First, it develops transcendental empiricism as a philosophical framework, applying the philosophy of Deleuze and Guattari more or less as a whole.
Then, in the second part of the thesis, music is discussed as a way to encounter intensive forces in the context of this philosophical apparatus. Here, the distinction between covered and unmediated intensive forces becomes central. The thesis argues that an allegedly direct encounter with intensive forces is at stake in music seen through the optics of transcendental empiricism.
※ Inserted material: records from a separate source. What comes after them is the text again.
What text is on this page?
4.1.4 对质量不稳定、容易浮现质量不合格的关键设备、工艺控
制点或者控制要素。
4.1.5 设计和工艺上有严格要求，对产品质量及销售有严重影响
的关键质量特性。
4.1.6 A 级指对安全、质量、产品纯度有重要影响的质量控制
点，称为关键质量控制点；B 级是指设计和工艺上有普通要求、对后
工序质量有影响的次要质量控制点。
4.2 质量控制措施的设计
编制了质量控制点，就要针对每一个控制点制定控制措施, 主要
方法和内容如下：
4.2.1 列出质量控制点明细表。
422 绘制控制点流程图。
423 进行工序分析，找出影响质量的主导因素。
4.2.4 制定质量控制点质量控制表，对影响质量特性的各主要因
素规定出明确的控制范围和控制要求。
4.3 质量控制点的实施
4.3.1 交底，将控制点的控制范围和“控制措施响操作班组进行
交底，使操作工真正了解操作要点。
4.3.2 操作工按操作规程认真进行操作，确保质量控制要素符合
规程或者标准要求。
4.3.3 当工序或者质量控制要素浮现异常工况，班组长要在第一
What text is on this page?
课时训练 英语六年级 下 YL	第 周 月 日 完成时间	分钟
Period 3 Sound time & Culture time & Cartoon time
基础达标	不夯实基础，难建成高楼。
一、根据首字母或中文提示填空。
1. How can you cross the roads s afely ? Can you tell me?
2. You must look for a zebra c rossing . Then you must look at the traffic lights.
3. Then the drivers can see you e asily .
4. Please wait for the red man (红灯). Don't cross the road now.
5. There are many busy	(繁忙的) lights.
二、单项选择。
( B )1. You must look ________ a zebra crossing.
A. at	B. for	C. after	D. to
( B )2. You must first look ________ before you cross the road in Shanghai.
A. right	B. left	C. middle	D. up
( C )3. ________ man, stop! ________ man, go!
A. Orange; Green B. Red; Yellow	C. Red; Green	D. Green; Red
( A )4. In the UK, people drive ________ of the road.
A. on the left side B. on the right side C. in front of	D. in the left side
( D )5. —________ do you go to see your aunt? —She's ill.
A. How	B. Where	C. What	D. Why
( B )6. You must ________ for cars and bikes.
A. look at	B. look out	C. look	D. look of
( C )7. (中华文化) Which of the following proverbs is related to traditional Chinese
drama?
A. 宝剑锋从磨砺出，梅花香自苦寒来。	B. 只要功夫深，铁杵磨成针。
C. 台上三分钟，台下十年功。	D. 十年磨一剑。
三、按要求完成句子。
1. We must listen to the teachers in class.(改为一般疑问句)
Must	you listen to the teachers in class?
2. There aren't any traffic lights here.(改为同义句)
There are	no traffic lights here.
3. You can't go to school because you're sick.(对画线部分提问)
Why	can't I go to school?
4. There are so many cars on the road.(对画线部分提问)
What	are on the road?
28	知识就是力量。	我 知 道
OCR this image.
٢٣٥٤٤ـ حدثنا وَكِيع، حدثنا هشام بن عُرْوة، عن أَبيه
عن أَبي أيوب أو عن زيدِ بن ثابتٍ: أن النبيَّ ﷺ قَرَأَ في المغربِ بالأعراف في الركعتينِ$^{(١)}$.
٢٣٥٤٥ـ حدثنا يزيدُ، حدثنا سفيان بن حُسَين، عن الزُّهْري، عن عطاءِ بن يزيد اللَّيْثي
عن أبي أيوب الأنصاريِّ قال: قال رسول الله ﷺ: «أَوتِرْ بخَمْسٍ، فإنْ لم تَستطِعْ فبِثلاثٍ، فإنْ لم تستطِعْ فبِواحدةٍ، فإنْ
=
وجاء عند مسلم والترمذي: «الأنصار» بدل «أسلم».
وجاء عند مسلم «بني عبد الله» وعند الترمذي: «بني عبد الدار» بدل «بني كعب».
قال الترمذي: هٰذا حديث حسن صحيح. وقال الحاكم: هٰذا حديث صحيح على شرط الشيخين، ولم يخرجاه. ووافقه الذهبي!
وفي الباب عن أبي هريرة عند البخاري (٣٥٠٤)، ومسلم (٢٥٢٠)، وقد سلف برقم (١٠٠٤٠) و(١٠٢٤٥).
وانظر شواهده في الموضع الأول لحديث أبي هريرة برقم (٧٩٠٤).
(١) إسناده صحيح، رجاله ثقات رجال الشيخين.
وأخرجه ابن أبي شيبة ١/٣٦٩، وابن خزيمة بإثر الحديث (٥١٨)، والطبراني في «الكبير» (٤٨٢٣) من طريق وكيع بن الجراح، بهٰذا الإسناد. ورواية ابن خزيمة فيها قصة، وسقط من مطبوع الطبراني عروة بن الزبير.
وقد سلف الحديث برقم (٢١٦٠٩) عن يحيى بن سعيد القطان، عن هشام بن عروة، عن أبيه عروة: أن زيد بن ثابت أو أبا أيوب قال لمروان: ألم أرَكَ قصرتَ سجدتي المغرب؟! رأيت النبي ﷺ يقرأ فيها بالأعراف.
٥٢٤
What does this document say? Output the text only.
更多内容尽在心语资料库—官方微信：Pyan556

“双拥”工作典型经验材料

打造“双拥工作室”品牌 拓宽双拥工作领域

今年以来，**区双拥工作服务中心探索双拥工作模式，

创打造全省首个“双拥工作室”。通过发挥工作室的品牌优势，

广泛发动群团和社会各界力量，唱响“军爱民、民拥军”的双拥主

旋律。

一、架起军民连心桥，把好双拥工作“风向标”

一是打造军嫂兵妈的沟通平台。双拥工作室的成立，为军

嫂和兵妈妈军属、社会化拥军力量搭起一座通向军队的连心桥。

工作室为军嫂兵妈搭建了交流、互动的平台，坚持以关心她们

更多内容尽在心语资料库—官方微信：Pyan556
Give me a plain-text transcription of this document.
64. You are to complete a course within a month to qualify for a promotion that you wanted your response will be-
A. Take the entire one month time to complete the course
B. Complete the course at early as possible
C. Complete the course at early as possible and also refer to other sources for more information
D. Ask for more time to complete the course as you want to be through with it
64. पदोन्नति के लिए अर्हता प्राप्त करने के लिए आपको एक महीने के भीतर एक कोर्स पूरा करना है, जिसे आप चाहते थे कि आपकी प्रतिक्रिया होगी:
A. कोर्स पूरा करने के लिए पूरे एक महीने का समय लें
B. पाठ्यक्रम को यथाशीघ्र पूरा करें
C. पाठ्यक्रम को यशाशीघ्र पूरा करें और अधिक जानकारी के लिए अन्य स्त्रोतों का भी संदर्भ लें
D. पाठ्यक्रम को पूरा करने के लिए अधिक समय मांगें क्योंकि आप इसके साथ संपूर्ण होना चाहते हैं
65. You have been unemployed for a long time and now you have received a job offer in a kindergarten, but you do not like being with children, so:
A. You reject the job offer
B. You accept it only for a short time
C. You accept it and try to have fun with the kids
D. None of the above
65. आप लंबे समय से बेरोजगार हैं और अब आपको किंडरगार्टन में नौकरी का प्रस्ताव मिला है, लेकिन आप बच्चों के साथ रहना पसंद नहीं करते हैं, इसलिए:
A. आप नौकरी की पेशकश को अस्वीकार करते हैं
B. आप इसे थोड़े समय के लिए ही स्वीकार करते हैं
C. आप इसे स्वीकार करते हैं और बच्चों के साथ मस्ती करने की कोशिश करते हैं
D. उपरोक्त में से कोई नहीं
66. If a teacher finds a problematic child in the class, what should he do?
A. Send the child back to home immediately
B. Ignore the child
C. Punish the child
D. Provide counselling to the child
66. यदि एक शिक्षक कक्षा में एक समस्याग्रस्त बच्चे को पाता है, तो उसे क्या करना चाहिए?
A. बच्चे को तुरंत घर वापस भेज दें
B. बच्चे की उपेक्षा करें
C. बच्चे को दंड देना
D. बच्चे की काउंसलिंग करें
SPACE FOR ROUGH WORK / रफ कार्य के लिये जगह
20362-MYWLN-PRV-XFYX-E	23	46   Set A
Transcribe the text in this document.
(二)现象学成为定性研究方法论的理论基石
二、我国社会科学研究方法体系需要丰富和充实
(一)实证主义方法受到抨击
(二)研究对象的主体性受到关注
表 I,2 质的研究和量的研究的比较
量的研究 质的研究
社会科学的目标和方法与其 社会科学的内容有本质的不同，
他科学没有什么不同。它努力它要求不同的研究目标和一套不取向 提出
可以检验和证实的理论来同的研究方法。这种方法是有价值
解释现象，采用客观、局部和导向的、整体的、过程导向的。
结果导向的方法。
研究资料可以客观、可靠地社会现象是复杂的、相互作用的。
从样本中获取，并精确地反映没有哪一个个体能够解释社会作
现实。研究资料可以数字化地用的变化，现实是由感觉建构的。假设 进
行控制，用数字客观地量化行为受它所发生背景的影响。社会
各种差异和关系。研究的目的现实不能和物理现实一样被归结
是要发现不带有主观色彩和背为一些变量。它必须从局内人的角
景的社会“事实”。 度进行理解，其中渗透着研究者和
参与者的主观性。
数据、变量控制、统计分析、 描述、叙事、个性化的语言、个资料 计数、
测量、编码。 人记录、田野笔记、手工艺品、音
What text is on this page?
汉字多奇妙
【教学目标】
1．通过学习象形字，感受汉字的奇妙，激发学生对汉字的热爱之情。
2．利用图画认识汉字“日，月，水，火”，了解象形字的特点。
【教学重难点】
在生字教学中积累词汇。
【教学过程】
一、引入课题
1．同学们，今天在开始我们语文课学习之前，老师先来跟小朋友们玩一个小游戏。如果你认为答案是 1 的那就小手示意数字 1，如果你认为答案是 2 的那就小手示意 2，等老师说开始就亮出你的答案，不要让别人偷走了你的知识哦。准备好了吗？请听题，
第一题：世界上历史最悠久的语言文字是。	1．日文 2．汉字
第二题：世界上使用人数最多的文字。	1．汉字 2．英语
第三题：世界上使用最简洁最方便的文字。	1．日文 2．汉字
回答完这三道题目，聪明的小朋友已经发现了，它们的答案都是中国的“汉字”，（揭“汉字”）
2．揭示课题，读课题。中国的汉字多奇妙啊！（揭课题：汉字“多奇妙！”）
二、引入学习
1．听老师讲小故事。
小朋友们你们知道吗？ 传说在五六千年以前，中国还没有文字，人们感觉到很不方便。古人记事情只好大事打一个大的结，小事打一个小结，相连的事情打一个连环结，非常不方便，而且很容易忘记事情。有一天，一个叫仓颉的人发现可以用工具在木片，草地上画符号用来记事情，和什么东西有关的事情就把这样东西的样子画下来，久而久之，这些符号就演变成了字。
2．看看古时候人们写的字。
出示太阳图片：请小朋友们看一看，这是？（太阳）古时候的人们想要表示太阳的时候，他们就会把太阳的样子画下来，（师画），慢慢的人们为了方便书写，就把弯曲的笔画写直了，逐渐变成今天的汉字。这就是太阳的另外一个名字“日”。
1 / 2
Furthermore, the thesis argues that this kind of encounter or event may lead to a transformation of the very conception of aesthetic experience.
The third part of the thesis explores transcendental empiricism in the thinking and poietics of three composers of the twentieth century: Arnold Schönberg, Olivier Messiaen and Giacinto Scelsi.
The thesis develops three ‘images of thought’ corresponding, respectively, to the composers’ expressed theoretical ideas, setting out to identify central concepts from Deleuze and Guattari’s philosophy in each composer’s thinking.
First, Schönberg is found to be occupied with music as expressive of the so-called Idea, and I read this in light of Deleuze’s conception of the Idea as a virtual multiplicity in an intensive space.
Second, I read Messiaen’s ideas about music and dazzlement in light of Deleuze’s concepts of microperception and time as a virtual force.
Third, Scelsi is found to be concerned with the tone-monad, which I conceptualize as a field of intensive forces in the Deleuzian sense, and I suggest its epistemological equivalence to be a state of pure perception.
The very different ideas found in the study of each composer are suggested as driving forces in their respective musical thinking; nevertheless, despite their differences, each of them is read as occupied with music as an experimental site of transcendental empiricism.
The dissertation thus aims to contribute to the philosophy of music by presenting a constellation between transcendental empiricism and ideas about music.
The dissertation
The dissertation is titled A Differential Play of Forces. Transcendental Empiricism and Music.
It is a monograph, written in English.